The wine was perfect, the champagne superb. This gathering was as much about family as it was about the wine. It had all the hallmarks of a big family event bursting at the seams. The extended table was set for members who have come from all over Europe for this little get together, the inside jokes, the teasing, the nudging, the respect for elders. And some of the best wines in the world. This is what wine dreams are made of.
The event – a luncheon with the PFV, Primum Familae Vini – the first families of wine of Europe.
The PFV was established in 1992. Its 11 members share a commitment to excellence. Each member is a family-run operations. The legendary Robert Mondavi was the 12th, until he sold to the Constellation group. Membership is by invitation only. Together they share the passion and the challenges, and when they get together, it feels like you have been invited to Sunday dinner.
I had the pleasure of sitting beside Priscilla Incisa della Rocchetta,. Her family produces Sassicaia, the queen of the Super Tuscans. She talked about the birth of the brand. Her grandfather Mario, a lover of Bordeaux wines, in the 40s defied tradition and experimented by planting Cabernet Sauvignon grapes in Tuscany’s Bolgheri region.
Those of you who have tried wines from Bolgheri DOC will know that you can rarely go wrong with anything from that region. If you haven’t, buy a bottle tonight!
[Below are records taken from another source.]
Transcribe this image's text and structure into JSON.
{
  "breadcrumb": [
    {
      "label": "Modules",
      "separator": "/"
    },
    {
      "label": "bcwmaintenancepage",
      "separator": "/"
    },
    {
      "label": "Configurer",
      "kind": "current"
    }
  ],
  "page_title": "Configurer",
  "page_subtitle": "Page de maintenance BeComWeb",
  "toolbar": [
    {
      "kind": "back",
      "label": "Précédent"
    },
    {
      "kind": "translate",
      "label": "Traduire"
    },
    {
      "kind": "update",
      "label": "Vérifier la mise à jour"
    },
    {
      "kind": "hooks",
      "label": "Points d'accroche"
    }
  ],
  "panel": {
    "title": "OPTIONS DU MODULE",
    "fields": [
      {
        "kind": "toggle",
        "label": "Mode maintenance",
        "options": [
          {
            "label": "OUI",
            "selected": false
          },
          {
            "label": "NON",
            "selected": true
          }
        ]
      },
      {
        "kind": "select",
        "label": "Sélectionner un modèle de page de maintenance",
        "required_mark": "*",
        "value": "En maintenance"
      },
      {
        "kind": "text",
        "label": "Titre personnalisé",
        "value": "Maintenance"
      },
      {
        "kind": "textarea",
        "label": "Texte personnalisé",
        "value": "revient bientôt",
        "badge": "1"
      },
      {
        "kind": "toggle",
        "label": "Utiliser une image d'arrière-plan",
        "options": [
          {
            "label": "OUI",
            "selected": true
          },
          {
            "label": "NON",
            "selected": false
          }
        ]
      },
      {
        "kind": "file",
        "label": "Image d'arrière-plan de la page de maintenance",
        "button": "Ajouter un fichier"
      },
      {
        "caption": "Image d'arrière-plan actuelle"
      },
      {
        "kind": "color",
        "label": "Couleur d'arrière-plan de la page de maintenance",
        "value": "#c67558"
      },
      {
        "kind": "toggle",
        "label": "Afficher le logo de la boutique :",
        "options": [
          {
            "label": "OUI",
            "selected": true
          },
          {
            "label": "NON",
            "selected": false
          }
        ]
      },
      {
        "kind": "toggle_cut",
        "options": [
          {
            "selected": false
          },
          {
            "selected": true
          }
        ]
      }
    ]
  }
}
“People thought my grandfather was mad,” said Priscilla. But the quality of the wine, which came as no surprise to her grandfather, led her father to believe there was an opportunity here.
With the help of his cousin, Piero Antinori – of the Italian wine dynasty, Nicolo Incisa della Rocchetta began to sell his wine commercially. Sadly, her grandfather died in 1983 before knowing the extent of the success of Sassicaia. Tenuta San Guido also produces Guidalberto ($52.95) and Le Difese ($31.95) – wines typically available at the LCBO.
Priscilla said without her grandfather’s vision, Sassicaia would not be the grand wine it is today. “It is a great legacy” she told the small group gathered to hear the stories of the great families of wine, and even better to taste their finest offerings. At Christmas, they send each other one bottle of their finest.
The group spend three days together once a year. Asked how long does it take to recover, Thomas Perrin of Famille Perrin laughed. Another inside joke.
Each time they meet, they debate inviting one more member. But getting 11 strong personalities to agree takes time. “It must be the right fit with the entire group,” said Priscilla.
“The walls and the wines have stories to tell,” said Laurent Drouhin, whose family founded the winery in 1890. He chose a to showcase a crisp and delicious Chablis – the afternoon just kept getting better.
And behind each story – a wine dynasty – like Vega Sicilia that began selling wine to the Spain’s royal family in 1876 or Miguel Torres – whose family winery was established in 1870 . I have been drinking (and recommending) his wines for years. Torres paid tribute to the group. “We are all of us a real family,” he said between signing autographs.
But the purpose of the PFV is more than public relations. At their annual meeting, which rotates among members – they share best practices, help each other develop new markets, create new memories. and then there’s the wine.
I started off with a glass (or two) of Pol Roger Champagne – I would have happily sipped this all day. But then I would have missed my journey into Red Wine Heaven.
All the wines served were simply spectacular. My two personal favourites: Solaia and Sassicaia. And while guests sampled from of the finest wines of Europe, the event was really was the vines that bind.
“It’s all about the family” said Allegra Antinori.
Family and tradition, a perfect pairing.